Thursday, October 4, 2012

Good vs Bad Vis Com

In this example for the bikenyc campaign, the message is to leave the car at home and take your bike instead. To enhance this message the design been sharpened by tilting the text and giving it texture as if it was part of the pavement. I breaks away from the traditionally balanced and leveled properties of text, and creates an integrated, active visual within the photograph. This integration between the text and the road really works well to illustrate to the viewer that bikers belong on the streets. The birds eye perspective and the yellow taxis also work well to illustrate New York and gives the ad that recognizable and attention grabbing quality that is so important.

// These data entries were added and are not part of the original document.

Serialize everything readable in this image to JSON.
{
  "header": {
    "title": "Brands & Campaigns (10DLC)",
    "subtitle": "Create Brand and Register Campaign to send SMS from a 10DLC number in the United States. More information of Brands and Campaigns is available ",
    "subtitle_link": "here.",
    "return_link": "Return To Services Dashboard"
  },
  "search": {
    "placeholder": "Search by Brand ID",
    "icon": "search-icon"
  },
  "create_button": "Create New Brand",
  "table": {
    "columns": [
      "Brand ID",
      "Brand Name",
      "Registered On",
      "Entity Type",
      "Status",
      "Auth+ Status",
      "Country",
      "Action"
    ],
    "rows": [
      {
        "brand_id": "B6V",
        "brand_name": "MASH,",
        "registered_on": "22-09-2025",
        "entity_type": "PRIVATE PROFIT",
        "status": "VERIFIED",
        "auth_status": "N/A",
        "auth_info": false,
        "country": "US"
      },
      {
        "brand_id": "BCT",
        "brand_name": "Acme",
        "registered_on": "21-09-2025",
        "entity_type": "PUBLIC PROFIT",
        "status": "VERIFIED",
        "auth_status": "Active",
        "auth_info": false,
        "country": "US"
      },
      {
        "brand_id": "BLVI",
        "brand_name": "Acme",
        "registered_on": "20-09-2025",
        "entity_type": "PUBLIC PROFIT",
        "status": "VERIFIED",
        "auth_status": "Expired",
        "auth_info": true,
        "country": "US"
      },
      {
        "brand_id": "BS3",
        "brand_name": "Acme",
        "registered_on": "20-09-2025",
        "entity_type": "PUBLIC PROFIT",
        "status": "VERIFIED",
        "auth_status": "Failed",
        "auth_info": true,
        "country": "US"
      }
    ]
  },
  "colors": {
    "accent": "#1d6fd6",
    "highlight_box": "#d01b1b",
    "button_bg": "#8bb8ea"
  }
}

Here is an example from the New York State Department of Motor Vehicles where the visual syntax does not work well to communicate the message. The main message regarding Point Insurance Reduction Program as been transposed on top of the "&" symbol, obscuring the text and making it illegible. But the fact that this text is also placed to the left, and off center while there is still a lot of space toward the middle, makes the placing quite ambiguous and confusing. It offsets the balance in the  ad and creates disharmony in a bad way. The addition of the photograph to the right in the ad has not been incorporated into the rest of the ad in a satisfying way, causing uncertainty as to how it fits in to the rest of the ad. It also offsets the balance and creates an illusion that the headline "NYS DMV" is not centered.